O impacto da leitura das Revelações da Morte de Chestov lançou dúvidas fundamentais sobre o Homem e a verdadeira realidade. A sua luta contra as evidências, a defesa do 2+2=4 como princípio de morte e a possibilidade de revelação da realidade apenas através do desespero e agonia tiveram o mérito de me fazer questionar radicalmente toda a Filosofia Ocidental. Não se pode lutar contra a Lógica com as armas da Lógica, nem toda a realidade humana se pode subsumir às exigências do binarismo; eis o que retirei deste polemista russo.
Se hoje dedico a minha vida profissional ao ensino, à formação e à consultadoria filosófica, tal se deve fundamentalmente a Sócrates e ao seu exemplo de uma vida filosoficamente vivida. Os professores que me levaram a ser professor, igualmente marcados por Sócrates O Moscardo, ensinaram-me que o ensino-aprendizagem não é transmissão mas sim inquérito investigativo (John Dewey); que podemos pensar a partir das nossas experiências individuais para entender os princípios universais (Leonard Nelson); que o ensino é provocação, instigação, criação de inquietude e curto-circuito existencial (Oscar Brenifier); que o espanto filosófico e a possibilidade de aprender se escondem mesmo nas histórias mais simples, ridículas ou mesmo absurdas (Nasreddin Hodja).

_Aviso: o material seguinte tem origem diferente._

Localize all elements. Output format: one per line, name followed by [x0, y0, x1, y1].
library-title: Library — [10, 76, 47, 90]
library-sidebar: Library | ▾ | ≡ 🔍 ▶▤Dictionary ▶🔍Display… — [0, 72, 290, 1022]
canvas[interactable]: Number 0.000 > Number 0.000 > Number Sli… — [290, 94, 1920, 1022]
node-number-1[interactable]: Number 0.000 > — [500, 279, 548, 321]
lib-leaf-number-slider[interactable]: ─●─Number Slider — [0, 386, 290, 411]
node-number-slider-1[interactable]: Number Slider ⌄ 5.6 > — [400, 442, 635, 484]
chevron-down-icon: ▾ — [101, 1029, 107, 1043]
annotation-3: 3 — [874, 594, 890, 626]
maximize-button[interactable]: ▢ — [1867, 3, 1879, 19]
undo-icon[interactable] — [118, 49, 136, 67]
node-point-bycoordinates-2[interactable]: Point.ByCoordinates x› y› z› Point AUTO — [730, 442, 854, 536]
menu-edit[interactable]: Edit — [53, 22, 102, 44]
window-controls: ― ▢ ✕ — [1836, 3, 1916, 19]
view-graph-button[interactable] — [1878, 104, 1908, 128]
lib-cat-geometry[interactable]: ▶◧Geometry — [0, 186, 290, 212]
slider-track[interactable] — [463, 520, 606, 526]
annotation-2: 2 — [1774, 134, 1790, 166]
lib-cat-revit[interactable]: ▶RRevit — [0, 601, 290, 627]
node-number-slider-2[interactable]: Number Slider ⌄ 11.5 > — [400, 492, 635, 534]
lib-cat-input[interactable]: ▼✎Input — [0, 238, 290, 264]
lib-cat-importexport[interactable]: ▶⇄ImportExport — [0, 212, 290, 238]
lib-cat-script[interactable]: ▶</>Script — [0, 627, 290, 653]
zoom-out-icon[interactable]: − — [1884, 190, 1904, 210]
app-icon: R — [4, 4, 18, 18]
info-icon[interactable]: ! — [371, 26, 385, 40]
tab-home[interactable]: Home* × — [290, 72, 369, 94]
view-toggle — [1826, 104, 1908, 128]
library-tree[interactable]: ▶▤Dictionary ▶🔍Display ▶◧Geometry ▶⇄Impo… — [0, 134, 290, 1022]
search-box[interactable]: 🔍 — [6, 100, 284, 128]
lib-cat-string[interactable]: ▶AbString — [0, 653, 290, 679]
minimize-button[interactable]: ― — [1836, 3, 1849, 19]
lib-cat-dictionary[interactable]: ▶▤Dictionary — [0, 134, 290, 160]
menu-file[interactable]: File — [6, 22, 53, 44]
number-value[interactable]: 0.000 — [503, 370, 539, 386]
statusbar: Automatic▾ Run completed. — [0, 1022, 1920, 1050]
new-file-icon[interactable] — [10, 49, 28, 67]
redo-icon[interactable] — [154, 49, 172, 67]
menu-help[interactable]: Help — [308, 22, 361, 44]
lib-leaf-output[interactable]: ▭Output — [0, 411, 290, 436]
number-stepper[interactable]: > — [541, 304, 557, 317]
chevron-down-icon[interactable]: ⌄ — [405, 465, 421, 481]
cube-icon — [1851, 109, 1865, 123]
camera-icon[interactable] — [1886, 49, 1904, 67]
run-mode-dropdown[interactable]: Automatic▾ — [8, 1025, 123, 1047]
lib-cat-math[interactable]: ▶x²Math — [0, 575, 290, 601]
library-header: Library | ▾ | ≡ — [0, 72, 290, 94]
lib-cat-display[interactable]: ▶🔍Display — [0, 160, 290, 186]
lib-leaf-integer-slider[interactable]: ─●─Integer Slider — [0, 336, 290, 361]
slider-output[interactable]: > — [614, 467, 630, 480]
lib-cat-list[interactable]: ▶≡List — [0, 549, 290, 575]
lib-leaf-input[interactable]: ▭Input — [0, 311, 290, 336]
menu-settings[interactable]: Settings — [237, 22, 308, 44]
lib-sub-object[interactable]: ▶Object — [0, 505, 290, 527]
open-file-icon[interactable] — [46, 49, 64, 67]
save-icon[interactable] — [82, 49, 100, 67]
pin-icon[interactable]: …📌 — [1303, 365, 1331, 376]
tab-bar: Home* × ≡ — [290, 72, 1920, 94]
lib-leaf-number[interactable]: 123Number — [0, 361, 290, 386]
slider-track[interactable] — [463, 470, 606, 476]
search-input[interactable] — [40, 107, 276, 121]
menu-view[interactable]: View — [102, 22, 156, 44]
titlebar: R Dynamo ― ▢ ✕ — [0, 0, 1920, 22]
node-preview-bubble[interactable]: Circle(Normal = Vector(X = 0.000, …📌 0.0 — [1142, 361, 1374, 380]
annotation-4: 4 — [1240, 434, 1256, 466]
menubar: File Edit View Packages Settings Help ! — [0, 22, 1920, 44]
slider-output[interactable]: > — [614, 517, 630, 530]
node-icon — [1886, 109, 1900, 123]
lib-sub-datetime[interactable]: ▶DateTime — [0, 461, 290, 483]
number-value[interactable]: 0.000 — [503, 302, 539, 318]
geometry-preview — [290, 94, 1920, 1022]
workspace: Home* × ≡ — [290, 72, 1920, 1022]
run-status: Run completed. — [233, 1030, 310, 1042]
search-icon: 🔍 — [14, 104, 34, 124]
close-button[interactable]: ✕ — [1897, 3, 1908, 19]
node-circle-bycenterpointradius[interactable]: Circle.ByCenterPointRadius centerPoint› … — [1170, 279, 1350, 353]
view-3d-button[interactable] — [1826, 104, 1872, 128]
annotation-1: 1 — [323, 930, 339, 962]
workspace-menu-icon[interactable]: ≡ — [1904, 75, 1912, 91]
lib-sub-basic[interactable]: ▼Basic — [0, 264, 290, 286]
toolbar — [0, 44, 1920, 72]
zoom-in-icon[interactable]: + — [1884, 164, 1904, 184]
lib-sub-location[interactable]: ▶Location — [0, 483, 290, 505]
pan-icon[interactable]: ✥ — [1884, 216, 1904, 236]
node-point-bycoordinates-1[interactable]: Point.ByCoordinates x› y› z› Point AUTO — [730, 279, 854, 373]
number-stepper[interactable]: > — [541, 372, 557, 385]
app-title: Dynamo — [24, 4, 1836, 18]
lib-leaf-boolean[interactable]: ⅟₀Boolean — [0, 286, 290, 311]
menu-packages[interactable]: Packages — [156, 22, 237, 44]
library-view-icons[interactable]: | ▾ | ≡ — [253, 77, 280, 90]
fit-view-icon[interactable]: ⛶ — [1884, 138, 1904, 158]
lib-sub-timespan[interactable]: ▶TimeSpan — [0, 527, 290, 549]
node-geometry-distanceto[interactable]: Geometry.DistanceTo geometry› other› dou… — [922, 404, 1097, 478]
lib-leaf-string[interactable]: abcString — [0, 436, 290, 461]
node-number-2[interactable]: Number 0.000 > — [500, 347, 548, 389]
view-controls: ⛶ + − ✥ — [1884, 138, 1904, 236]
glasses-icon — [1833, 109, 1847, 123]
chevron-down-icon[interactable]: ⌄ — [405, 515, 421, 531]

Concluo evocando Epicuro: "Somente a razão torna a vida alegre e agradável, excluindo todas as concepções ou opiniões falsas que podem perturbar a mente." Eis a minha concepção de Filosofia: questionamento reflexivo orientado para a acção. A Filosofia é-o enquanto prática, promotora da vivência paradoxal entre inquietude e consolo … a medicina da alma.